AT&T, which has the exclusive rights to market the iPhone in the United States, has found its wireless network overburdened by iPhone users who have flocked to the iPhone's applications. Free Skype calls would likely clog up the AT&T network even more. iPhone users have been clamoring for Skype and they will likely be pleased with the VoIP's new service features announced over the weekend.
Skype said its new iPhone 2.0 service will offer "CD-quality sound" for Skype to Skype calls on their iPhone 3GS or second and third generation iPod touches.
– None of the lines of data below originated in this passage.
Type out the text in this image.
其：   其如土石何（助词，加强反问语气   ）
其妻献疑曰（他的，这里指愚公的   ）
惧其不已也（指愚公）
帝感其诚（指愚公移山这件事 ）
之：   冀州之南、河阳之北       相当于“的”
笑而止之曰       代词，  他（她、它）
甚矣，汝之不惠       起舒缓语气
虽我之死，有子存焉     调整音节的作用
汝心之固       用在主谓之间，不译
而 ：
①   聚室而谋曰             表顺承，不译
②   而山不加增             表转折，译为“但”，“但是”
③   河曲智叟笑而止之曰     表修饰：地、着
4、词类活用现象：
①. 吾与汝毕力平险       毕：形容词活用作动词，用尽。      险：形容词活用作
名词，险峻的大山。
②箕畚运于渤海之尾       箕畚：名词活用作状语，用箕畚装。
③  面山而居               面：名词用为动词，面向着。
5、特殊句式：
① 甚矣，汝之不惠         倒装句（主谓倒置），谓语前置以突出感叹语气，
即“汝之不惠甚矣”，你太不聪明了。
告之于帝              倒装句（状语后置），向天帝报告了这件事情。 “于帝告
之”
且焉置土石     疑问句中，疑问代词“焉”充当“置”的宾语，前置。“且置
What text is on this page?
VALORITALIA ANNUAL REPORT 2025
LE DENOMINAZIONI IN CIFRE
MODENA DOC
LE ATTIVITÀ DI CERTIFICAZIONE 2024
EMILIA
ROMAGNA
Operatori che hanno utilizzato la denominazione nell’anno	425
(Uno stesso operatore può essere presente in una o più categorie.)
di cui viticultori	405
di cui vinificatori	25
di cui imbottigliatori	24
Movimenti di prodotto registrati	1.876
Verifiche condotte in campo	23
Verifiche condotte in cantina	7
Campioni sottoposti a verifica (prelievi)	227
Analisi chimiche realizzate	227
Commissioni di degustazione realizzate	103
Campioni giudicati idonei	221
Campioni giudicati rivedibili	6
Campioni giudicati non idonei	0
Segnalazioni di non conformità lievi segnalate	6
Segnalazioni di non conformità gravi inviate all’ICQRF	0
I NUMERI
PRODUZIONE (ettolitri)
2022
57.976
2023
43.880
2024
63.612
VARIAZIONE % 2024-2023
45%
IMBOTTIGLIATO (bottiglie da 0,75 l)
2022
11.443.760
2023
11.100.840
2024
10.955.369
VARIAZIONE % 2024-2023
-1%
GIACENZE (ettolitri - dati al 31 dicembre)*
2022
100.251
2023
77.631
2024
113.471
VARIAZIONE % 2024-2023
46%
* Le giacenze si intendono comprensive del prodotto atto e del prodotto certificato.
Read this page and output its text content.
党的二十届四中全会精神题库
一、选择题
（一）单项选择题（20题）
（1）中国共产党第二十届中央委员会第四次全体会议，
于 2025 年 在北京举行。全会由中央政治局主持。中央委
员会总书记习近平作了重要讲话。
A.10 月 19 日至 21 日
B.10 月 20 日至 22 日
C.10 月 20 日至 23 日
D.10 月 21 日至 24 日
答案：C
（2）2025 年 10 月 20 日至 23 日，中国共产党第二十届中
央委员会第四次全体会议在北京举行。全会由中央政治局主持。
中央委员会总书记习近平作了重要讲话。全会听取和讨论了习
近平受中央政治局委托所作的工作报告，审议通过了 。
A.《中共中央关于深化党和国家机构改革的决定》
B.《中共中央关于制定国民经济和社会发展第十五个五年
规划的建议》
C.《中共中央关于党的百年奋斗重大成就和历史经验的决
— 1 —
The new offering also includes a call quality indicator that suggests the best time to call.
"Using Skype on 3G has been the number one request among our iPhone customers," said Russ Shaw, general manager for Skype Mobile in a statement. "Using Skype on iPhone without being restricted to the availability of a Wi-Fi network will open up new ways for Skype customers to stay connected and make free or low-cost calls whenever they want, wherever they are in the world."
To date, Skype hasn't released an Android client for its calling service and free Skype-to-Skype calling on Android phones would give the Google platform an important leg up on Apple's iPhone. However, if Android phone providers follow the iPhone/AT&T lead and charge for Skype-to-Skype calls, it could signify an important sea change in VoIP technology. Charging for Skype-to-Skype calls, too, could open up opportunities for other wireless VoIP providers to boost their market presence by offering free VoIP calls.
Many observers thought Skype made a mistake by not charging even a small fee from its beginning. After eBay acquired Skype four years ago, it quickly found it couldn't make money on the acquisition and wrote off most of the multibillion dollar acquisition price. eBay subsequently spun off Skype and it currently is a standalone business.
Some public interest groups including Free Press had complained to the FCC that the restricted Skype application on the iPhone was a violation of Net neutrality standards. Previously, Free Press had complained in a letter to the Federal Communication Commission that the "Skype voice over IP application on the Apple iPhone can make and receive calls over a Wi-Fi connection, but cannot make or receive calls over AT&T's 3G network."